- Category: Technology
29 Apr 2013
- Published on Monday, 29 April 2013 09:13
- Hits (1377)
A new catalytic substrate made of ceramic foam allows for cheap and efficient clean-up of exhaust gases from diesel vehicles.
Empa has developed the catalytic substrate which has an irregular structure, much like a sponge, which allows it to better filter the exhaust gases while using less material then the exhaust filters currently in used.
In a basic exhaust cleaning unit, a catalytically active layer – containing expensive noble metals such as platinum, rhodium or palladium – is deposited on the surface of a ceramic substrate. Exhaust gases flow through the catalyst and filtered of harmful substances.
The exhaust gases flow in a regular, non-turbulent manner and, as such, just touch the middle of the catalyst layer. The rest remains untouched and unused.
In the Empa developed substrate, known as FoamCat, the irregular structure of the foam causes the gas passing through to flow in a turbulent manner.
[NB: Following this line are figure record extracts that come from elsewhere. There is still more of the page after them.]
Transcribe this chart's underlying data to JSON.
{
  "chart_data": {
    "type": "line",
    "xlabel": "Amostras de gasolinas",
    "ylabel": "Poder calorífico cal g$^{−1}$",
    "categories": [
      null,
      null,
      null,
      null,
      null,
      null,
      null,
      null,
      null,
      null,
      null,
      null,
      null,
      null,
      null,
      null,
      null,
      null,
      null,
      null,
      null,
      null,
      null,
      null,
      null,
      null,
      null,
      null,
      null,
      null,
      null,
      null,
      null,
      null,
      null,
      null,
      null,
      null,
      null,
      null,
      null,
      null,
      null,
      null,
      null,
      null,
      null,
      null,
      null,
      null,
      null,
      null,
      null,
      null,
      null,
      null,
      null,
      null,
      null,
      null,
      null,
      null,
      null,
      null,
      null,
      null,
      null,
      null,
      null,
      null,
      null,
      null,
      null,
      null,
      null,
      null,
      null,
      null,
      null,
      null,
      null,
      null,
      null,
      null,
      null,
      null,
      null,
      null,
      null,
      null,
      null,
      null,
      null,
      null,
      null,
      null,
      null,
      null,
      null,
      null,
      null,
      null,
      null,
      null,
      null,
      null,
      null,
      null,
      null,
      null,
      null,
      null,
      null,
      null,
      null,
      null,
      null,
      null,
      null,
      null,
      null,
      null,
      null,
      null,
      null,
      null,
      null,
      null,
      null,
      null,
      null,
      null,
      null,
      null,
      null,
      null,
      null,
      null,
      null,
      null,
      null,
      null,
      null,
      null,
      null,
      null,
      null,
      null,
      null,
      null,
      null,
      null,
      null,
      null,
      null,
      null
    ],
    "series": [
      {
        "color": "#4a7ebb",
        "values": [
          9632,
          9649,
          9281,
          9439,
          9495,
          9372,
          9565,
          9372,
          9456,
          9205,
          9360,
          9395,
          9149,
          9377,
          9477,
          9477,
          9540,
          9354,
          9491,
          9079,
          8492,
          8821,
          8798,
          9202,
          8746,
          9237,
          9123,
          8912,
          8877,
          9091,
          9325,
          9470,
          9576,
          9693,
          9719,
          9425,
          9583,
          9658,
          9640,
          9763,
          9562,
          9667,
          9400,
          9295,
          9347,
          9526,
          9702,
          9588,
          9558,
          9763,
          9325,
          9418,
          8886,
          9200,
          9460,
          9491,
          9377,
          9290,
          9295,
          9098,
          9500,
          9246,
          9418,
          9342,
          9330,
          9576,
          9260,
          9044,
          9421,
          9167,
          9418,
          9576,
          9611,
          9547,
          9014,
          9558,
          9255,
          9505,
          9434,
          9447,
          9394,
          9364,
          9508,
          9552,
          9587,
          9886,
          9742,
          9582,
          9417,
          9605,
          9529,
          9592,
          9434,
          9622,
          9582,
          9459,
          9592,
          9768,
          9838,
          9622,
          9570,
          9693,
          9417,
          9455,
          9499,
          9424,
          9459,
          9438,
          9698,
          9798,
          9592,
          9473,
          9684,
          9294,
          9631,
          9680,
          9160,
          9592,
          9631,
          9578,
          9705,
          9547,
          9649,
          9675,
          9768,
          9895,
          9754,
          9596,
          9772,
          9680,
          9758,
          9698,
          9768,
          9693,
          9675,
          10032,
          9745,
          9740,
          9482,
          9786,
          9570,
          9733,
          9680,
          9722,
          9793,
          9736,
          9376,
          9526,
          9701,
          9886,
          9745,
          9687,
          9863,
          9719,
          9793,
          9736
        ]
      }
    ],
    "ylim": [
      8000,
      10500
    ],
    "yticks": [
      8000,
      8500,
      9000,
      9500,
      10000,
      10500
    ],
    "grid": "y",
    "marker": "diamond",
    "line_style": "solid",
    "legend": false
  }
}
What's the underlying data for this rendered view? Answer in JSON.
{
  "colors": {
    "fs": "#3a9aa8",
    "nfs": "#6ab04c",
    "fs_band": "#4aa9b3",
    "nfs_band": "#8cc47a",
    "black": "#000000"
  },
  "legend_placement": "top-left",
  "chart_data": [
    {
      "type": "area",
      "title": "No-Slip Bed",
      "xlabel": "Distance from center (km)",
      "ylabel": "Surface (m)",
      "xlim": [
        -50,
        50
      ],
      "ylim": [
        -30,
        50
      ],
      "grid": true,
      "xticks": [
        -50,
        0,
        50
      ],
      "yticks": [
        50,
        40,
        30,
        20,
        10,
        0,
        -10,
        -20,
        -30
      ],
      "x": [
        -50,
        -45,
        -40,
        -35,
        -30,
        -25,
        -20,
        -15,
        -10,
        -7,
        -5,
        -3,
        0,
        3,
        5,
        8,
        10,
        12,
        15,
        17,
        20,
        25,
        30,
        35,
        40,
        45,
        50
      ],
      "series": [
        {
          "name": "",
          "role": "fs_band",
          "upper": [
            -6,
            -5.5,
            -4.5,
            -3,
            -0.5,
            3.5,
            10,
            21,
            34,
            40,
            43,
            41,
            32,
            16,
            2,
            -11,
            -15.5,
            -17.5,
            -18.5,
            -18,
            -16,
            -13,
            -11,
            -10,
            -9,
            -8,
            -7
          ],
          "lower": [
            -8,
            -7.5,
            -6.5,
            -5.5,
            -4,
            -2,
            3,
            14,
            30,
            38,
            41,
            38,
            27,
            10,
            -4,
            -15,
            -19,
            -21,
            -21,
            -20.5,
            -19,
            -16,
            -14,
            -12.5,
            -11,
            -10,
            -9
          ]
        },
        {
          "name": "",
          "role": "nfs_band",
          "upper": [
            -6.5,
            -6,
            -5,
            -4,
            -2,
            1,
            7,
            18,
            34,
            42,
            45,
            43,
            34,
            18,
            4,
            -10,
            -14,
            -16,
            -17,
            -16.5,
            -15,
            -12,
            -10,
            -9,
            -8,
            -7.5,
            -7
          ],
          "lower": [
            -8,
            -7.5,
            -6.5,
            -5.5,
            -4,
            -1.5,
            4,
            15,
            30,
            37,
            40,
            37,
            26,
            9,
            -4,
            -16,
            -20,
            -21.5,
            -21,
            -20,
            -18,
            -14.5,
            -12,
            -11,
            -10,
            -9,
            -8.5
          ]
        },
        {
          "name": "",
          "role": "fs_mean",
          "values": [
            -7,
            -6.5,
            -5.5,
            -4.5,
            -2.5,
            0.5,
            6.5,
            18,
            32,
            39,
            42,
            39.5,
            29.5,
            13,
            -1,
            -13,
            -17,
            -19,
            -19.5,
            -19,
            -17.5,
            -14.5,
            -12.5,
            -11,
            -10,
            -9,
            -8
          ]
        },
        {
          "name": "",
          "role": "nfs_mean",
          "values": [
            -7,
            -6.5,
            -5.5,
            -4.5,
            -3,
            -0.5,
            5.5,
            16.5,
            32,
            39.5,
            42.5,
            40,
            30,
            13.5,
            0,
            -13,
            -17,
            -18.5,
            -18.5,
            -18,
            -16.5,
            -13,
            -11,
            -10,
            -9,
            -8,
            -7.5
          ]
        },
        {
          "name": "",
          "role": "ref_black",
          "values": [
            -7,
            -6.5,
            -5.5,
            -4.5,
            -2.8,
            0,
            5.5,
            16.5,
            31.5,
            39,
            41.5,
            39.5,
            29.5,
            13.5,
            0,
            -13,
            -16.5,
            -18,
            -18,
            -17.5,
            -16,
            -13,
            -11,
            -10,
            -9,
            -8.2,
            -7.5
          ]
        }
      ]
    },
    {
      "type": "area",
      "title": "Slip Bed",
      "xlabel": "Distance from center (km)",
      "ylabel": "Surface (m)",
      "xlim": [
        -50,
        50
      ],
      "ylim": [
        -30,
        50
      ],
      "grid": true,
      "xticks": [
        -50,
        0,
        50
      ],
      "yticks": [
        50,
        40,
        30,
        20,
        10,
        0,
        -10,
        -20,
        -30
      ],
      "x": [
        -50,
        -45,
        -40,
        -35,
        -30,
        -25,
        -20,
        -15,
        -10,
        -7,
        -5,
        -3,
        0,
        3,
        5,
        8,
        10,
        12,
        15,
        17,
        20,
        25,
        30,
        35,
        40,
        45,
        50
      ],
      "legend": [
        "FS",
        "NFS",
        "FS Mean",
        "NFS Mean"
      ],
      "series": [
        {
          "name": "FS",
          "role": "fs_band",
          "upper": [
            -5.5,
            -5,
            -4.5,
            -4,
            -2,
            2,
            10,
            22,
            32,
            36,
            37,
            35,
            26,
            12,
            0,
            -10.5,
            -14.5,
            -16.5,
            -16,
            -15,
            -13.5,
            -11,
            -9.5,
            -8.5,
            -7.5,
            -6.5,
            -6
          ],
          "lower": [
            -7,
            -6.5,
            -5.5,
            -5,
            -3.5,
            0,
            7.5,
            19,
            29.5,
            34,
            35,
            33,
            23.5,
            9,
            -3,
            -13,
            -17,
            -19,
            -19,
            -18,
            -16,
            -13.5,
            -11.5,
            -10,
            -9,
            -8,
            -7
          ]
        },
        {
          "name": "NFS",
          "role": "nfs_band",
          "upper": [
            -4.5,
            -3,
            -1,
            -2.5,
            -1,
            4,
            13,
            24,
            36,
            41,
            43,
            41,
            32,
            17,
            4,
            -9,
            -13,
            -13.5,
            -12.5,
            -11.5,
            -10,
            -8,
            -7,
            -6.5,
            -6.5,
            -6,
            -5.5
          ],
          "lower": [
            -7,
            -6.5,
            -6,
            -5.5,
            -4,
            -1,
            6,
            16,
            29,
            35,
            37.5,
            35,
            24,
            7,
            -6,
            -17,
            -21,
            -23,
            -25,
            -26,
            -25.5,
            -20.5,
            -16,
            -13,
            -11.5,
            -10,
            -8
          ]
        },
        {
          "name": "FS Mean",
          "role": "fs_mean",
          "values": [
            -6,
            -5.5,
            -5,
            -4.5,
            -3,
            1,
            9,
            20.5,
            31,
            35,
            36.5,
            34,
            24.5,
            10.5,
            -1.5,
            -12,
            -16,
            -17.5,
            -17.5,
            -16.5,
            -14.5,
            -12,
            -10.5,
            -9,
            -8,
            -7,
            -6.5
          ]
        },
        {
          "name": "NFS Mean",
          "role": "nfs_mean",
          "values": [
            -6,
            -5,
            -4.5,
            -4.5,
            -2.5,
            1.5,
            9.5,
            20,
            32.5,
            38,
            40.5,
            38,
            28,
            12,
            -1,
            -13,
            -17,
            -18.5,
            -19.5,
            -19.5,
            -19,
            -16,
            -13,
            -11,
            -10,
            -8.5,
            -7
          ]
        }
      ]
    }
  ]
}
This distributes the gas equally throughout the whole layer.
Although FoamCat has less surface area than other filters, the area is much more efficiently utilized, allowing it to achieve the same effect while using only one third of the expensive noble metals.
The foam catalyst is being proven in a diesel test vehicle on the Empa site. It has also been fitted on a vehicle belonging to the Industriellen Werke Basel, which has been driven around in a long-term test over the last 18 months.
With the Euro 6 exhaust-gas standards set to come into force in September 2014, emissions from diesel motors will need to sink significantly. Empa believes its FoamCat will be able to help meet these standards at minimal cost.
Though the foam catalyst is being manufactured purely on the laboratory scale, industrial contacts such as material technologies company Umicore and the Fiat Powertrain Technologies have already expressed interest in FoamCat’s commercialization.